GitLab Cuts Staff as AI Workloads Reshape the Platform


TL;DR

  • Restructuring Scope: GitLab plans a 14% workforce cut affecting 350 team members and exits from 22 countries.
  • AI Workloads: The company is shifting resources toward agent-specific APIs, machine-scale infrastructure, orchestration, data, and governance controls.
  • Customer Risk: GitLab expects $30 million to $35 million in charges while customers watch whether smaller teams can preserve reliability.
  • Completion Test: The plan is expected to run through fiscal 2027, testing whether cuts can fund AI capacity.

GitLab plans a 14% workforce cut, affecting 350 team members as part of a restructuring plan. Company filings also put GitLab on a path to exit 22 countries, turning a platform-scale challenge into a workforce and geographic reset while the company rebuilds its developer platform for AI-agent traffic.

GitLab paired the cuts with Q1 fiscal 2027 revenue of $264.2 million, up 23% year over year, with non-GAAP gross margin of 88%. Revenue growth makes the restructuring a resource shift toward infrastructure, AI-agent workflows, and a smaller operating footprint rather than a reaction to a revenue collapse.

The Restructuring Reaches Staff, Countries, and Management Layers

GitLab opened a voluntary separation window as part of a restructuring process. Country coverage, management structure, R&D team design, and AI-assisted internal processes are all part of the same operating reset.

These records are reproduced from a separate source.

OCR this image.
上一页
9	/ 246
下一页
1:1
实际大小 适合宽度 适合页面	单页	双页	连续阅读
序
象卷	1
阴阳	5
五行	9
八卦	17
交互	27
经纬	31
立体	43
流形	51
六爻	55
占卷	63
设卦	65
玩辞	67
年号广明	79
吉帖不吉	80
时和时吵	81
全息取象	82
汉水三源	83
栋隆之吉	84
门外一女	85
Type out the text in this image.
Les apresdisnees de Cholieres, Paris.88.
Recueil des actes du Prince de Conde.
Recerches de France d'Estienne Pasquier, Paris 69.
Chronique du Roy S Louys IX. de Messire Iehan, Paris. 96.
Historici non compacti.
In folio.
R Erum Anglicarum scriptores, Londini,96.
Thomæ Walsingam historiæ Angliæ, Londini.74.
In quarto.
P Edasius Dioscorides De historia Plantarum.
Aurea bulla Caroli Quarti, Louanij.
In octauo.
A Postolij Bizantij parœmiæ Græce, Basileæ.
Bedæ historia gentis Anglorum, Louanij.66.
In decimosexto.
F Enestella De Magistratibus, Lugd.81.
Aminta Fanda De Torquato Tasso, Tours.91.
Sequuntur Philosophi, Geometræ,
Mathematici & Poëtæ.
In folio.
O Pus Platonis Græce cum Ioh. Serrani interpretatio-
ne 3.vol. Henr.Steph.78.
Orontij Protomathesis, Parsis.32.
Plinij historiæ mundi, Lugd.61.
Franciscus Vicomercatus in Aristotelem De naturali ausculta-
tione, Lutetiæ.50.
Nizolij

GitLab expects the restructuring to produce exits from 22 countries and a roughly 37% reduction in its geographic footprint. Earlier planning also called for a country-footprint reduction of up to 30%, fewer management layers in some functions, and about 60 smaller R&D teams, tying the staff cut to faster product execution rather than only lower payroll.

GitLab expects restructuring charges of $30 million to $35 million, with $19 million expected in the second quarter of fiscal 2027. Severance, termination benefits, and retention costs make up the majority of the charges. Employees face immediate job loss and country exits; customers are being asked to trust that a smaller structure can support heavier platform demand.